Import and parse the Spacetrack Data Sparse - text file is missing recent data 

In [None]:
with open(r"D:\Russat\pull\raw_spacetrack_tle.txt", 'r') as file:
    full_lst = file.readlines()

In [None]:
full_lst[:5]

In [None]:
def split_list(lst):
    n = len(lst)
    size = n // 4  # Integer division
    return [lst[i:i + size] for i in range(0, n, size)]

batches = split_list(full_lst)

In [None]:
len(batches[4])

In [None]:
import pandas as pd
import ast
from datetime import datetime

#with open(r'C:\Users\dk412\Desktop\David\Python Projects\RusSat\dataout_HPC\spacetrack_tle.txt', 'r') as file:
#    full_lst = file.readlines()

#length= (len(full_lst))//2
#first_half = full_lst[:length]
#second_half = full_lst[length:]
    
#tle_lst = batches[0] 
#tle_lst = batches[1] 
#tle_lst = batches[2] 
#tle_lst = batches[3] 
tle_lst = batches[4] 

def print_progress(message):
    print(f"{datetime.now().strftime('%Y-%m-%d %H:%M:%S')} - {message}")
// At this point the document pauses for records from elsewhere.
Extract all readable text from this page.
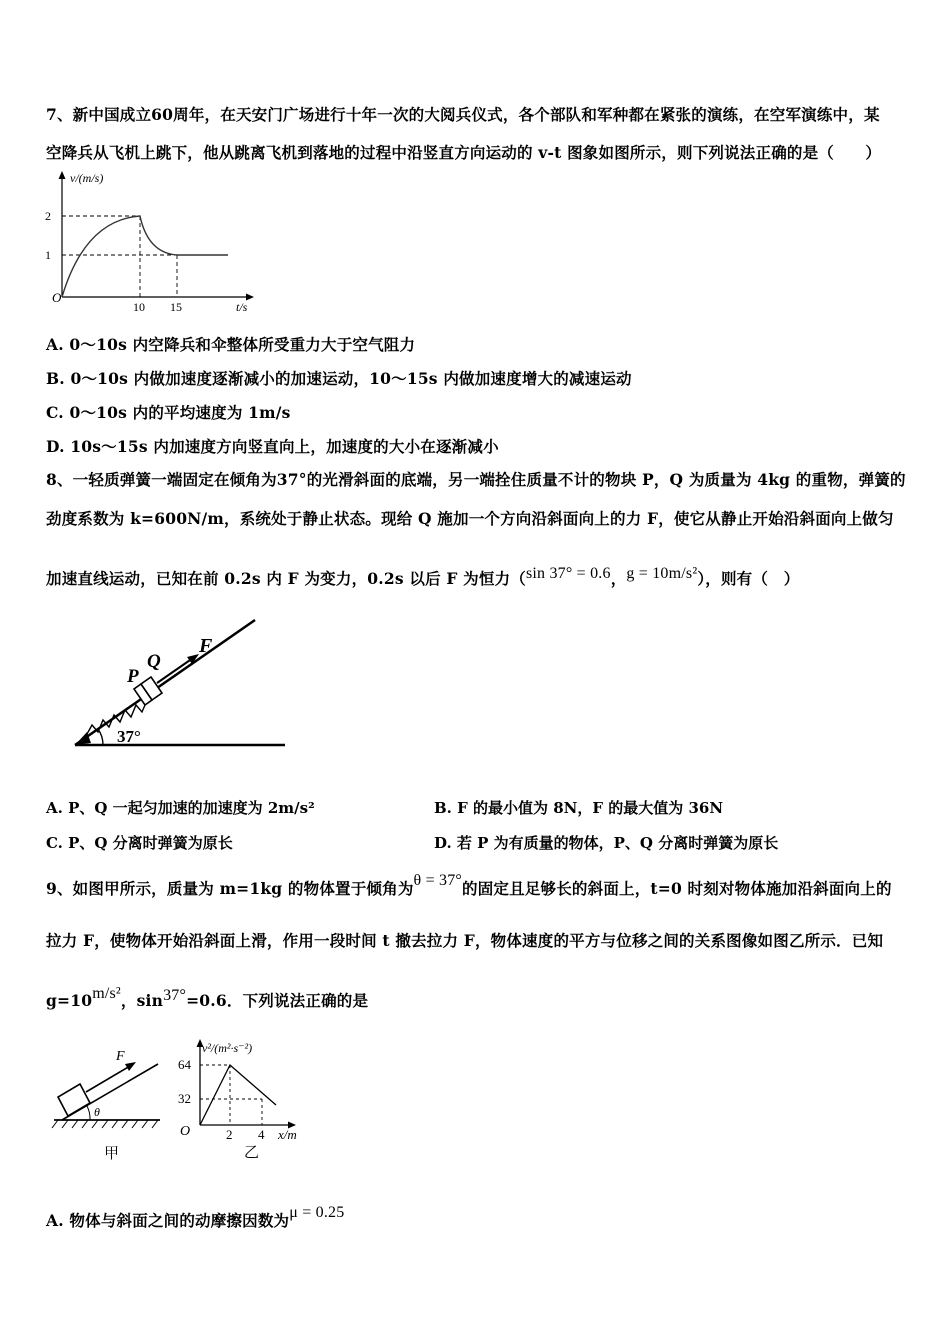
7、新中国成立60周年，在天安门广场进行十年一次的大阅兵仪式，各个部队和军种都在紧张的演练，在空军演练中，某
空降兵从飞机上跳下，他从跳离飞机到落地的过程中沿竖直方向运动的 v-t 图象如图所示，则下列说法正确的是（　　）
v/(m/s)
2
1
O
10 15	t/s
A. 0～10s 内空降兵和伞整体所受重力大于空气阻力
B. 0～10s 内做加速度逐渐减小的加速运动，10～15s 内做加速度增大的减速运动
C. 0～10s 内的平均速度为 1m/s
D. 10s～15s 内加速度方向竖直向上，加速度的大小在逐渐减小
8、一轻质弹簧一端固定在倾角为37°的光滑斜面的底端，另一端拴住质量不计的物块 P，Q 为质量为 4kg 的重物，弹簧的
劲度系数为 k=600N/m，系统处于静止状态。现给 Q 施加一个方向沿斜面向上的力 F，使它从静止开始沿斜面向上做匀
加速直线运动，已知在前 0.2s 内 F 为变力，0.2s 以后 F 为恒力（sin 37° = 0.6，g = 10m/s²），则有（　）
P
Q
F
37°
A. P、Q 一起匀加速的加速度为 2m/s²	B. F 的最小值为 8N，F 的最大值为 36N
C. P、Q 分离时弹簧为原长	D. 若 P 为有质量的物体，P、Q 分离时弹簧为原长
9、如图甲所示，质量为 m=1kg 的物体置于倾角为θ = 37°的固定且足够长的斜面上，t=0 时刻对物体施加沿斜面向上的
拉力 F，使物体开始沿斜面上滑，作用一段时间 t 撤去拉力 F，物体速度的平方与位移之间的关系图像如图乙所示．已知
g=10m/s²，sin37°=0.6．下列说法正确的是
F
θ
甲
v²/(m²·s⁻²)
64
32
O	2 4 x/m
乙
A. 物体与斜面之间的动摩擦因数为μ = 0.25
def parse_scientific_notation(string):
    try:
        string = string.strip()
        if string in ['+00000-0', '+00000+0', '']:
            return 0.0
        mantissa = float(string[0] + '.' + string[1:6])
        exponent = int(string[6:8])
        return mantissa * (10 ** exponent)
    except:
        return 0.0

def safe_parse(func, string, default=0):
    try:
        return func(string)
    except:
        return default

def parse_tle_strings(tle_strings):
    data = []
    
    for tle_string in tle_strings:
        try:
            tle = ast.literal_eval(tle_string.strip())
            line1, line2 = tle
            
            if len(line1) < 69 or len(line2) < 69:
                continue
                
            line_data = {
                'line1': line1,
                'line2': line2,
                'catalog_number': safe_parse(int, line1[2:7]),
                'classification': line1[7] if len(line1) > 7 else '',
                'launch_year': line1[9:11] if len(line1) > 10 else '',
                'launch_number': line1[11:14] if len(line1) > 13 else '',
                'launch_piece': line1[14:17].strip() if len(line1) > 16 else '',
                'epoch_year': safe_parse(int, line1[18:20]),
                'epoch_day': safe_parse(float, line1[20:32]),
                'mean_motion_dot': safe_parse(float, line1[33:43]),
                'mean_motion_ddot': parse_scientific_notation(line1[44:52] + line1[52:54]),
                'bstar': parse_scientific_notation(line1[53:61] + line1[61:63]),
                'ephemeris_type': safe_parse(int, line1[63:64]),
                'element_number': safe_parse(int, line1[64:68]),
                'satellite_number': safe_parse(int, line2[2:7]),
                'inclination': safe_parse(float, line2[8:16]),
                'ra_of_asc_node': safe_parse(float, line2[17:25]),
                'eccentricity': safe_parse(float, '0.' + line2[26:33].strip()),
                'arg_of_perigee': safe_parse(float, line2[34:42]),
                'mean_anomaly': safe_parse(float, line2[43:51]),
                'mean_motion': safe_parse(float, line2[52:63]),
                'rev_at_epoch': safe_parse(int, line2[63:68])
            }
            data.append(line_data)
        except Exception as e:
            print_progress(f"Error parsing TLE: {str(e)}")
            continue

    if not data:  # Check if we have any data before creating DataFrame
        return pd.DataFrame()
        
    df = pd.DataFrame(data)
    df['is_valid'] = (df['catalog_number'] > 0) & df['epoch_year'].notna() & df['epoch_day'].notna() & df['mean_motion'].notna()
    
    return df

def main():
    parquet_out = r"C:\Users\dk412\Desktop\David\Python Projects\RusSat\dataout_HPC\spacetrack_tle_df_E.parquet"

    
    df = parse_tle_strings(tle_lst)
    
    if not df.empty:
        df.to_parquet(parquet_out, engine='pyarrow', compression='gzip', index=True)
        print_progress('DONE')
    else:
        print_progress('No valid TLE data found')

    return df

if __name__ == "__main__":
    df = main()

In [None]:
df = pd.read_parquet(r"C:\Users\dk412\Desktop\David\Python Projects\RusSat\dataout_HPC\spacetrack_tle_df_D.parquet")
df.shape